The Tax Cuts and Jobs Act makes it easier than ever to write-off the cost of buying equipment or making certain improvements rather than depreciating the cost over a number of years. And small businesses are taking advantage of these new rules. The NFIB reported that 61% of businesses claimed capital outlay, with 43% spending on equipment, 27% on vehicles, and 16% on improved or expanded facilities.
How to Write off Equipment and Capital Improvements
The new tax rules give you a number of options on how to deduct your costs immediately in lieu of regular depreciation (which means spreading out write-offs over a number of years). And you can use any of these options whether you pay cash or finance the purchase in whole or in part.
The rules for the Section 179 deduction (“expensing”) have been greatly expanded. Expensing, which must be elected, traditionally has been intended for buying equipment and machinery, whether new or pre-owned. It’s also been applied to off-the-shelf software. This hasn’t changed. Now you can expense the cost of certain qualified real property. This includes:
- Qualified improvement property, referring to improvements to the interior of a nonresidential building that’s already been placed in service. So if you own a strip mall and upgrade the wiring system, you can expense the cost (up to the limits below).
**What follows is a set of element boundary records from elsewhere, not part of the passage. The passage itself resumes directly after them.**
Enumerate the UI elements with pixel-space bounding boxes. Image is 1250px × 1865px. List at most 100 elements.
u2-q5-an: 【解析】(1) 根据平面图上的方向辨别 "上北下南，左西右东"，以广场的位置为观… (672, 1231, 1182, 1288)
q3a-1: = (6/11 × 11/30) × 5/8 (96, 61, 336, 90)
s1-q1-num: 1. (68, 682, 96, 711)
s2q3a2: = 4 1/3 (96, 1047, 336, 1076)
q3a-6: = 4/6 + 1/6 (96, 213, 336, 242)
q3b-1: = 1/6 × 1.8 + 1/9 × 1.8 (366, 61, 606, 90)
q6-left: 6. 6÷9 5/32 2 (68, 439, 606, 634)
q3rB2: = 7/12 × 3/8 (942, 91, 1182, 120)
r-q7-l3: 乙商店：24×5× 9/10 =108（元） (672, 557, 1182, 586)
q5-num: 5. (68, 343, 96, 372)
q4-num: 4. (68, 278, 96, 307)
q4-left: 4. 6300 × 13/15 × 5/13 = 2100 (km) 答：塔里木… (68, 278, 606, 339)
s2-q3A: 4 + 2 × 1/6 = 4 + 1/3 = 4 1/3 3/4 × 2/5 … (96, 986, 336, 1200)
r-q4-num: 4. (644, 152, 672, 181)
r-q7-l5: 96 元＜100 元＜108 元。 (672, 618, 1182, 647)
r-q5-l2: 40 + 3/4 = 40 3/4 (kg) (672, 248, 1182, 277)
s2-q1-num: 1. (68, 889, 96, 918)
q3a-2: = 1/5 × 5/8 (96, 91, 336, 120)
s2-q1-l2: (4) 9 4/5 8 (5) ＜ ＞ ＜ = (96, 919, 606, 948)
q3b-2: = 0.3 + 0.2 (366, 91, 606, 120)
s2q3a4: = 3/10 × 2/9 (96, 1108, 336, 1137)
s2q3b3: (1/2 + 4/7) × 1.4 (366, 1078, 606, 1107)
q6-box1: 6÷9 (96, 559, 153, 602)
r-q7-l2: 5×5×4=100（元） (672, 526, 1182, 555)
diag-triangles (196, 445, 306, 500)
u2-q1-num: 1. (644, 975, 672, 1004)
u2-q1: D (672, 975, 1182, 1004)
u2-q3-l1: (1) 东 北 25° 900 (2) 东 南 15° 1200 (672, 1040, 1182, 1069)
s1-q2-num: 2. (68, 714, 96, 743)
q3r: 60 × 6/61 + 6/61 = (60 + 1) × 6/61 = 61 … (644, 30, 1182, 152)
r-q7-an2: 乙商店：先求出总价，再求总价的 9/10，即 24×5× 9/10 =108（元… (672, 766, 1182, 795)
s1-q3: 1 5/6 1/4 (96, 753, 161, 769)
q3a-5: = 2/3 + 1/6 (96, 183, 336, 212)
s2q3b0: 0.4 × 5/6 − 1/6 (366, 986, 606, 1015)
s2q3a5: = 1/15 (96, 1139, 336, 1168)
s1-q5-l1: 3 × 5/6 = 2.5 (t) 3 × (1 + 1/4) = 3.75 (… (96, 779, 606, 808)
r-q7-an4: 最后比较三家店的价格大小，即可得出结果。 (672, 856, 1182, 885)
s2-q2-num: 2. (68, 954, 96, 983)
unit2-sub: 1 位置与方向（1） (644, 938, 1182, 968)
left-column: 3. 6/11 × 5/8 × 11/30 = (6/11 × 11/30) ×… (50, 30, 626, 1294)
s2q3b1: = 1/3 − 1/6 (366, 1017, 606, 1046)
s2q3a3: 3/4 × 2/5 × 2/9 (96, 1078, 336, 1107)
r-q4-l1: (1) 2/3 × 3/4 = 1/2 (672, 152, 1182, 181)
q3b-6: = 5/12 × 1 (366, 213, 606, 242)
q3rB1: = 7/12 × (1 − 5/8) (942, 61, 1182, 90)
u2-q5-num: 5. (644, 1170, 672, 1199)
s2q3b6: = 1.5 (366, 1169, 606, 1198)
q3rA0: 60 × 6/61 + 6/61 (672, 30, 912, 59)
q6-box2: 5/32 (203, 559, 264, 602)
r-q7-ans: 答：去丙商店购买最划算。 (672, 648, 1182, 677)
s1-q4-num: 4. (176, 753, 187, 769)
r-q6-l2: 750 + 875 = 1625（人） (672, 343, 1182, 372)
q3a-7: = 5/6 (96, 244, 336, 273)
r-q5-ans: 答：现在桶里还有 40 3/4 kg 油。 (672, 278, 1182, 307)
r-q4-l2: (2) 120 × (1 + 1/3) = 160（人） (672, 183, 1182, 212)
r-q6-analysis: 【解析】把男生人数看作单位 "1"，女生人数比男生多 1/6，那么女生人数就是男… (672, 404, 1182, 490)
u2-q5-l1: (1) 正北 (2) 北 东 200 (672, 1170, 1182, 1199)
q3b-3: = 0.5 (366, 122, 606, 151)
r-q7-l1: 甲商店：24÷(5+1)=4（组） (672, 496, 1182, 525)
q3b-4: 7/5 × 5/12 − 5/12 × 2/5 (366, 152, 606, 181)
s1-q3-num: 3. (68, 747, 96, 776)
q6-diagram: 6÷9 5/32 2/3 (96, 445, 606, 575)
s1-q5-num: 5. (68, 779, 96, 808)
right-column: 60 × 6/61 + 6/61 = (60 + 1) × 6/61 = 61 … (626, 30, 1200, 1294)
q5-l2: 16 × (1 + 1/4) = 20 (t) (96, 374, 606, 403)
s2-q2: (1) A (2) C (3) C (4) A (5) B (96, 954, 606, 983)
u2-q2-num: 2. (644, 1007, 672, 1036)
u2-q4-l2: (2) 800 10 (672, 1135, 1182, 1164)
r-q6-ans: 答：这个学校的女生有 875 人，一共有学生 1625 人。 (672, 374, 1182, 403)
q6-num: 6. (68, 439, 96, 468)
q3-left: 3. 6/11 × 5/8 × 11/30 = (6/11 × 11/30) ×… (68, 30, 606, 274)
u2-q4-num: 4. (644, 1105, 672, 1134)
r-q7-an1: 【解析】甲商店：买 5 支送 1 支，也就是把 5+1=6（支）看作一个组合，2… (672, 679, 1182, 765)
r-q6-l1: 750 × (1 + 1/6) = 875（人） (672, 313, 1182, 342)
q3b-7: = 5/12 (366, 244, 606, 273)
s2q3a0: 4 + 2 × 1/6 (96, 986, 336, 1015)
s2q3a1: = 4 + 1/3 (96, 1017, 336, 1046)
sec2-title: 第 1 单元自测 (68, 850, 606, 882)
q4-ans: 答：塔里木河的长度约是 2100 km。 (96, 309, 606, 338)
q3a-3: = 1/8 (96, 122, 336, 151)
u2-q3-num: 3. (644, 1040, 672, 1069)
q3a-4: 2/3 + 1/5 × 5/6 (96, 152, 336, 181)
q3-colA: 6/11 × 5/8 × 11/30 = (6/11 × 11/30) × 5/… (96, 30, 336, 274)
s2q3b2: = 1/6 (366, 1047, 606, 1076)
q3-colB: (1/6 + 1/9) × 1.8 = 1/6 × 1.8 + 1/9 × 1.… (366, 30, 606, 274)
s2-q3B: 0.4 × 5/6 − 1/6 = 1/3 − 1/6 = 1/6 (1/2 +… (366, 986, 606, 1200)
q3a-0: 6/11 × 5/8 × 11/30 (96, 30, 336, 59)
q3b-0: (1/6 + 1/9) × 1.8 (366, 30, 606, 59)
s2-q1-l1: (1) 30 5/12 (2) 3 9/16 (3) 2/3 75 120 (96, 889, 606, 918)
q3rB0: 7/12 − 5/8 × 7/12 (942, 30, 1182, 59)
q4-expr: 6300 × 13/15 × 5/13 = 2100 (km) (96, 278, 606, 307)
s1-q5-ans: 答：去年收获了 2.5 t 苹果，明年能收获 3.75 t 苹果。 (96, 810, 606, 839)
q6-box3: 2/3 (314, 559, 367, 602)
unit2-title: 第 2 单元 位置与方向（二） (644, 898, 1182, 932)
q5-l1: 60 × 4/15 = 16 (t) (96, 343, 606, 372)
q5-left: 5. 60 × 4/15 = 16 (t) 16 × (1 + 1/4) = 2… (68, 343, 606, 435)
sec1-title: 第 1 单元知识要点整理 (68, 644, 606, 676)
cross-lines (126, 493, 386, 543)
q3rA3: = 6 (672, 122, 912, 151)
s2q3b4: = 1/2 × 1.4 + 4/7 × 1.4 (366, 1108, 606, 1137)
Excluded from the definition of qualified improvement property are improvements to enlarge the building, installation of an elevator or escalator, or changes in the internal framework.
- Certain improvements to a nonresidential building after it’s been placed in service: roofs; heating, ventilation, and air-conditioning; fire protection and alarm systems; and security systems.
Expensing has also been extended to tangible personal property used predominately to furnish lodging or in connection with the furnishing of lodging that isn’t a business but is an investment. (If it’s a business, then these items have always qualified for expensing as equipment.)
The cost of qualified property can be expensed in 2018 up to $1 million (up from the $510,000 limit in 2017). There’s also a $25,000 dollar limit for buying heavy SUVs. However, the $1 million limit phases out once total investments for the year exceed $2.5 million (up from $2 million in 2017). The phase out is dollar for dollar, so no expensing can be used if total investments are $3.5 million or more in 2018. These dollar limits will be adjusted for inflation after 2018.
Despite these generous dollar limits, expensing continues to be limited to taxable income. Thus, if a C corporation buys $800,000 of capital equipment but only has $350,000 of taxable income, the expensing deduction is limited to $350,000, although the excess amount can be carried forward.
Also referred to as a first-year allowance, bonus depreciation is another way to write off the cost of eligible property in the year it’s bought and placed in service. For 2018, bonus depreciation applies to 100% of the cost of qualified property, whether new or pre-owned, and there’s no dollar limit. There are also no taxable income limits for bonus depreciation as there is with first-year expensing. Bonus depreciation applies automatically unless an election is made to opt out.
The scope of property eligible for bonus depreciation has also been expanded to include qualified improvement property (assuming Congress corrects an oversight with regard to the 15-year recovery period that had applied to such property). And it can be used for the cost of film, television and live theatrical productions. The use of bonus depreciation means that despite the $25,000 first-year expensing limit for writing off the cost of a heavy SUV (one with a gross vehicle weight rating of more than 6,000 pounds but not more than 14,000 pounds), the full cost can be deducted in the year the SUV is placed in service.
De Minimis Safe Harbor
As an alternative to treating your equipment as capital assets carried on the balance sheet, businesses can opt to use an IRS-created de minimis safe harbor. This allows for a deduction of up to $2,500 per item or invoice as non-incidental materials and supplies (companies with an applicable financial statement such as an SEC filing have a $5,000 per item or invoice limit). As such, a deduction is taken in the year in which these materials and supplies are paid for or consumed, whichever is later. For example, a 35-room motel buys 35 irons at a cost of $40 per iron and they are placed in each room when they’re purchased. The business can opt to deduct $1,400 as non-incidental materials and supplies; the irons aren’t added as an asset to the balance sheet.
With so many options for writing off the cost of investments in equipment and certain other property, it’s not easy to know which way is best for your business to go. Work with a knowledgeable tax advisor to optimize your write-offs.